Auckland Art Gallery News, November 2004–February 2005.
Et Al. are notorious for their mysterious installations using retrograde technologies. Simultaneous Invalidations, Second Attempt (2001) is typically obscure. A conclave of tables forms the heart of the work. With legs of different lengths, their tops are pitched at idiosyncratic ‘cubist’ angles. They are covered in domestic contact paper, laced with wires, and sport scientific-looking inscriptions and calculations. Some tables incorporate galvanometers, that register when you touch the wires on the tables’ edges. Speakers screwed face down into each tabletop emanate a hum, an electric crackle, which resonates through the tables. The sound swarms, darting from table to table, as if they were implicated in some communion ritual, some seance. If, at first, the sound is annoying, it soon comes to seem meditative, a balm; we tune in to it. The arrangement looks a science experiment—something borne out by the hypothesis-like title.
Jonathan Bywater suggests that Et Al.’s experiment may have a paranormal dimension.

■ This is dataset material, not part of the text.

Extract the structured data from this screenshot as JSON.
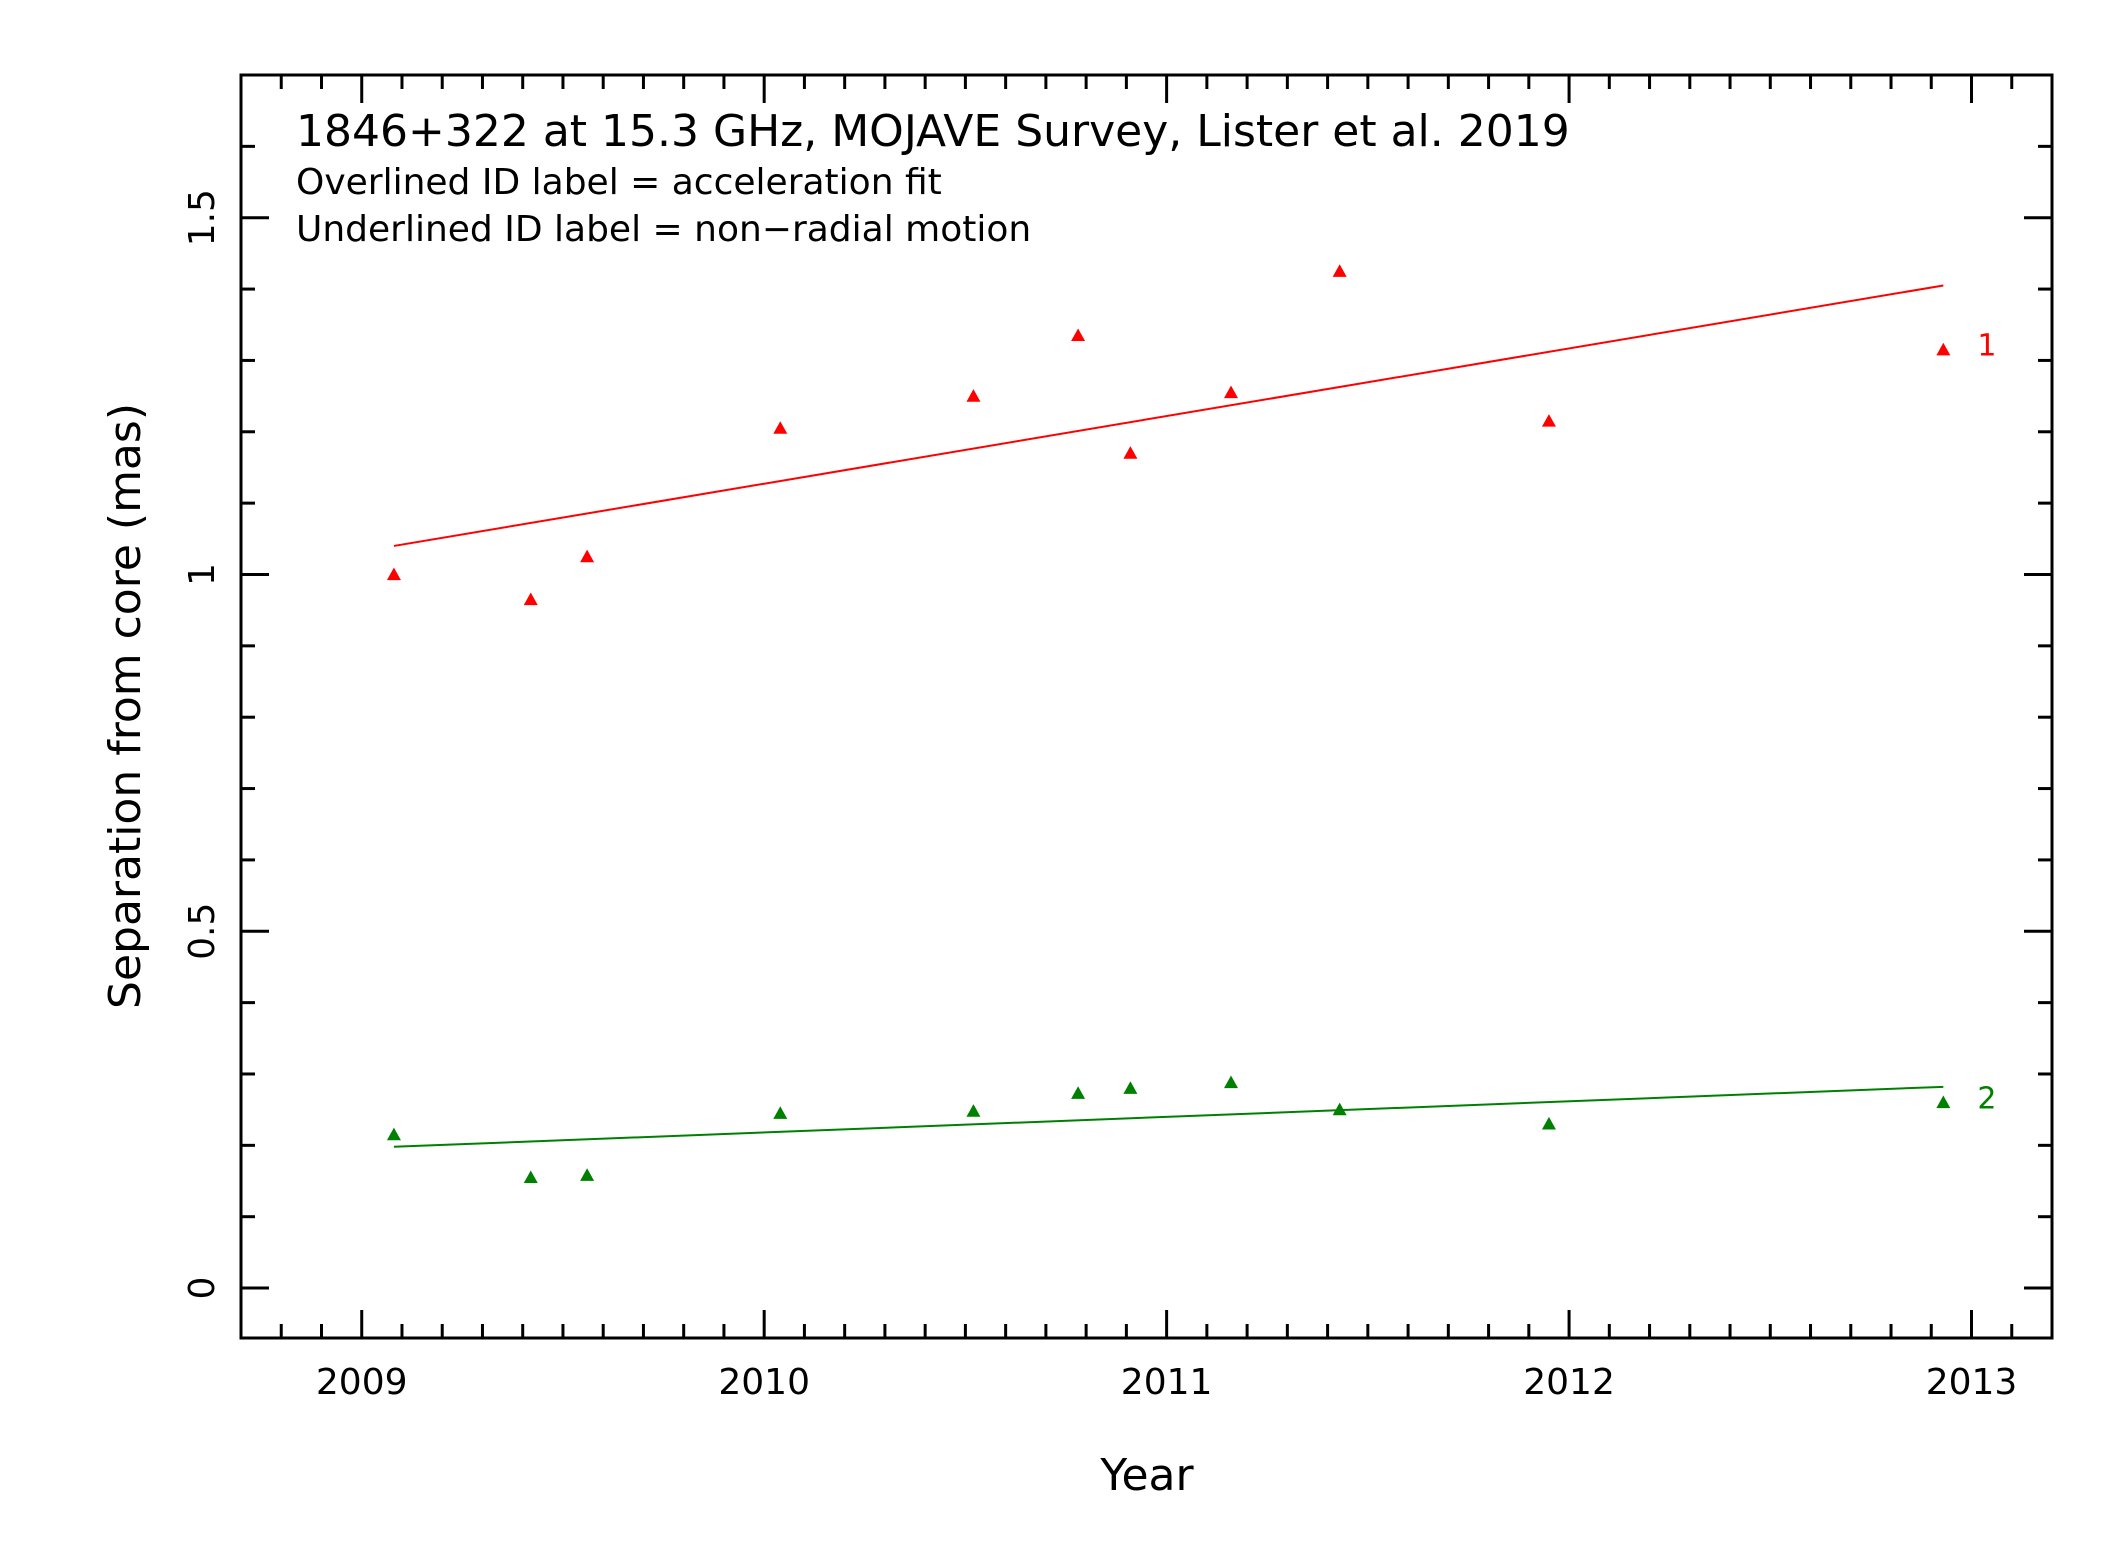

He wrote: ‘Possibly modelled here is early electronic research’s fascination with the occult; Thomas Edison was attempting to record the voices of the dead when he invented the phonograph; Nikola Tesla and Guglielmo Marconi envisaged radio as a means to communicate with the dead … These tables mock up levitation; the sound dances like a planchette over a Ouija board.’1 But, if this is the case, it is hard to know if the tables are wired up to amplify spirits or fake them.

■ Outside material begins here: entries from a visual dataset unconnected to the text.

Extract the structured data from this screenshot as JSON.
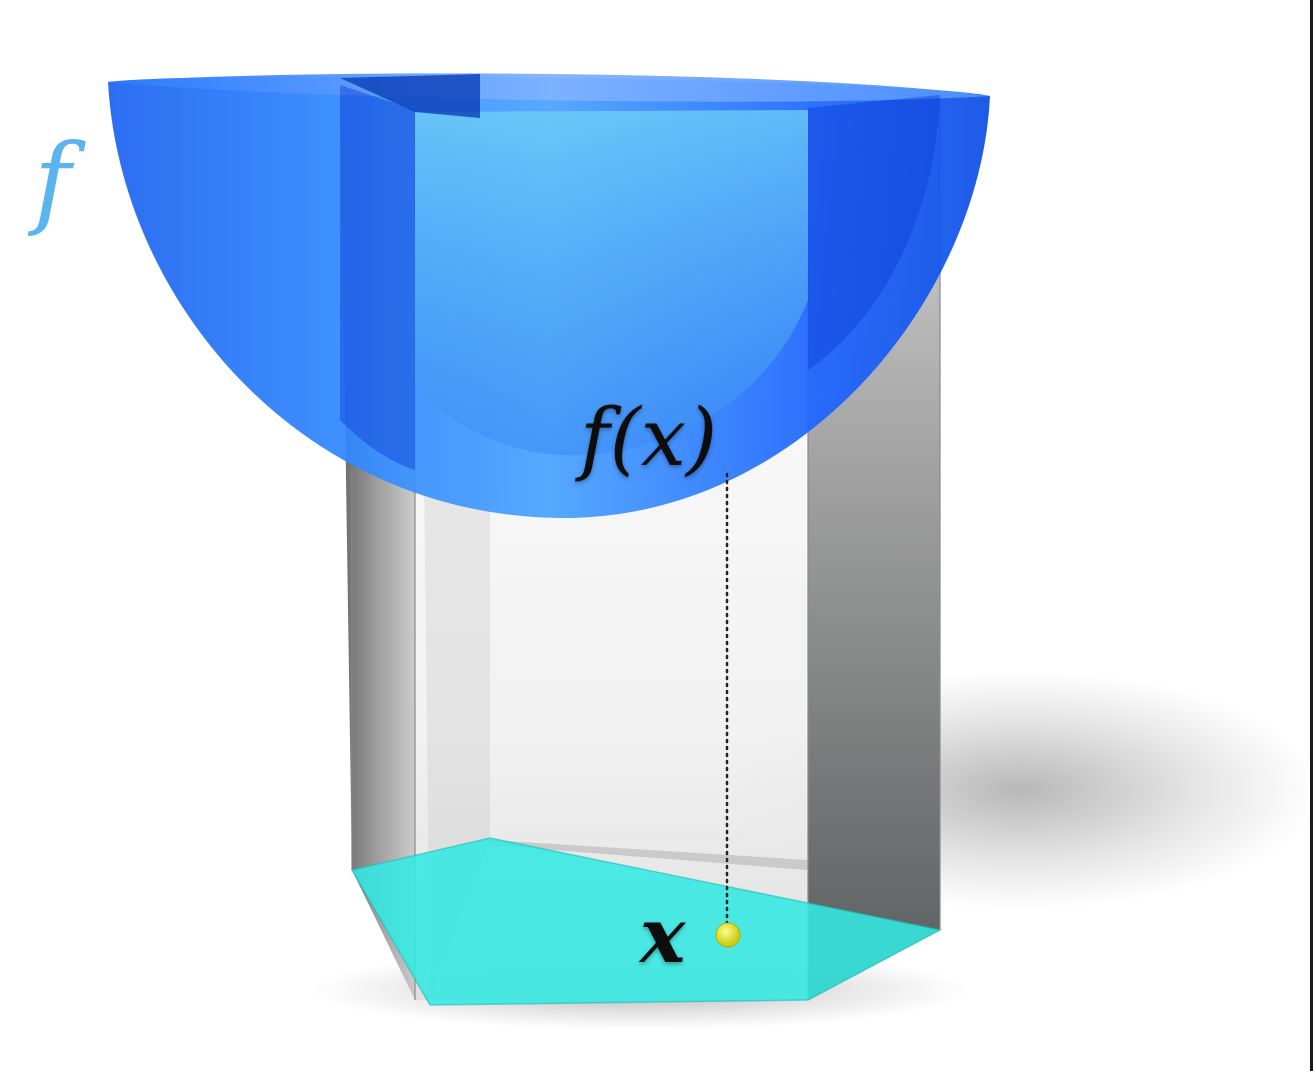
{
  "labels": {
    "function_symbol": "f",
    "value_label": "f(x)",
    "point_label": "x"
  },
  "colors": {
    "surface": "#1f6bff",
    "surface_light": "#4fc3f7",
    "prism_dark": "#6b6b6b",
    "prism_light": "#f4f4f4",
    "base": "#34e8e2",
    "point": "#e6e61a",
    "function_label": "#5ab4ee",
    "text": "#111111"
  }
}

To the side, a black-and-white video is projected, encompassing old archival footage of factory life, shots of a previous Et Al. installation (the ‘first attempt’?), and an ominous close up of a socked foot. In an adjacent space we find the CD player, amplifier, and antique laptop that run the machine, distributing sounds to the tables. It is part plant room, part surveillance station, part sick bay. A decrepit camp stretcher is positioned so the stretcher’s occupant can view a small video monitor hanging down from a galvanised pipe attached to the ceiling. But is it earmarked for us or the artist, for the prisoner, or the governor?

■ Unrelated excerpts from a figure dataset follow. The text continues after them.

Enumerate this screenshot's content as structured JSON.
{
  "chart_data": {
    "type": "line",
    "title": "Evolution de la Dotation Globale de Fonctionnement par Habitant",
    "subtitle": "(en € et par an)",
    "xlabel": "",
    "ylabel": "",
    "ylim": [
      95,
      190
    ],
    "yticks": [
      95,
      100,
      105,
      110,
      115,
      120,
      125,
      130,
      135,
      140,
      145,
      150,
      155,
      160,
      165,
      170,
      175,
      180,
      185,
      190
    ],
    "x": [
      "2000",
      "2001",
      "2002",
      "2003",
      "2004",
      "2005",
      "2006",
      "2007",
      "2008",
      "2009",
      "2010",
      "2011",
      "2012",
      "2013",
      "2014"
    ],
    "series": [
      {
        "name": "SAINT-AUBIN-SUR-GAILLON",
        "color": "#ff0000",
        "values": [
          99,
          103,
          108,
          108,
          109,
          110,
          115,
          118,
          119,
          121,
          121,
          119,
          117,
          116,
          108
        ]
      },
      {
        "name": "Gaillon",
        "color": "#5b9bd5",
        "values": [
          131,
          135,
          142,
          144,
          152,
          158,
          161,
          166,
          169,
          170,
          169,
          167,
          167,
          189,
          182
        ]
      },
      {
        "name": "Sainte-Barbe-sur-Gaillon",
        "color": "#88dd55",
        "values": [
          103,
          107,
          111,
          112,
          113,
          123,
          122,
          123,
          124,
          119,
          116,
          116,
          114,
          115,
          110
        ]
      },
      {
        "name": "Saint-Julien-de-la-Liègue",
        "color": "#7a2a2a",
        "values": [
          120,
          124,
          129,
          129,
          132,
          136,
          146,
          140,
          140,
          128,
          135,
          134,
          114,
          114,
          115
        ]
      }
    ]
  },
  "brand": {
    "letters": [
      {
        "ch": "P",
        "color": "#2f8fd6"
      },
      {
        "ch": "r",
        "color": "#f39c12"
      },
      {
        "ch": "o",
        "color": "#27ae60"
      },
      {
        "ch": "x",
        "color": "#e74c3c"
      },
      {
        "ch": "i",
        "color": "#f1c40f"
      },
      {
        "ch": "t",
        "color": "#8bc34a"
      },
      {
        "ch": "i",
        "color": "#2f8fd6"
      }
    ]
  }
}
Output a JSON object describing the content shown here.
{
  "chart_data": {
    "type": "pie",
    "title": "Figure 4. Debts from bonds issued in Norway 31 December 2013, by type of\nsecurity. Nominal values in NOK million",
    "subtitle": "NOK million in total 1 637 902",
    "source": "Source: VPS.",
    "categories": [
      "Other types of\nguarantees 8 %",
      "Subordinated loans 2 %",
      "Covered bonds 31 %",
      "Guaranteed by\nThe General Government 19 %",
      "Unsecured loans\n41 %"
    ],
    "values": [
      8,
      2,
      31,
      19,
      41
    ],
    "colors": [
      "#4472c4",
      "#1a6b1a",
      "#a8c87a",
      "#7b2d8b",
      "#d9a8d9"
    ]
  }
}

The work exudes an institutional air, but it’s hard to ascertain Et Al.’s relation to the institution. Are they behind it or critiquing it, running it or being run by it? Is the institution logical or demented, benevolent or diabolical? Simultaneous Invalidations, Second Attempt engages us through our own conflicted attitudes towards authority.
- Jonathan Bywater, ‘Simultaneous Invalidations’, Et Al.: Simultaneous Invalidations, Second Attempt (Auckland: Artspace, 2001), np.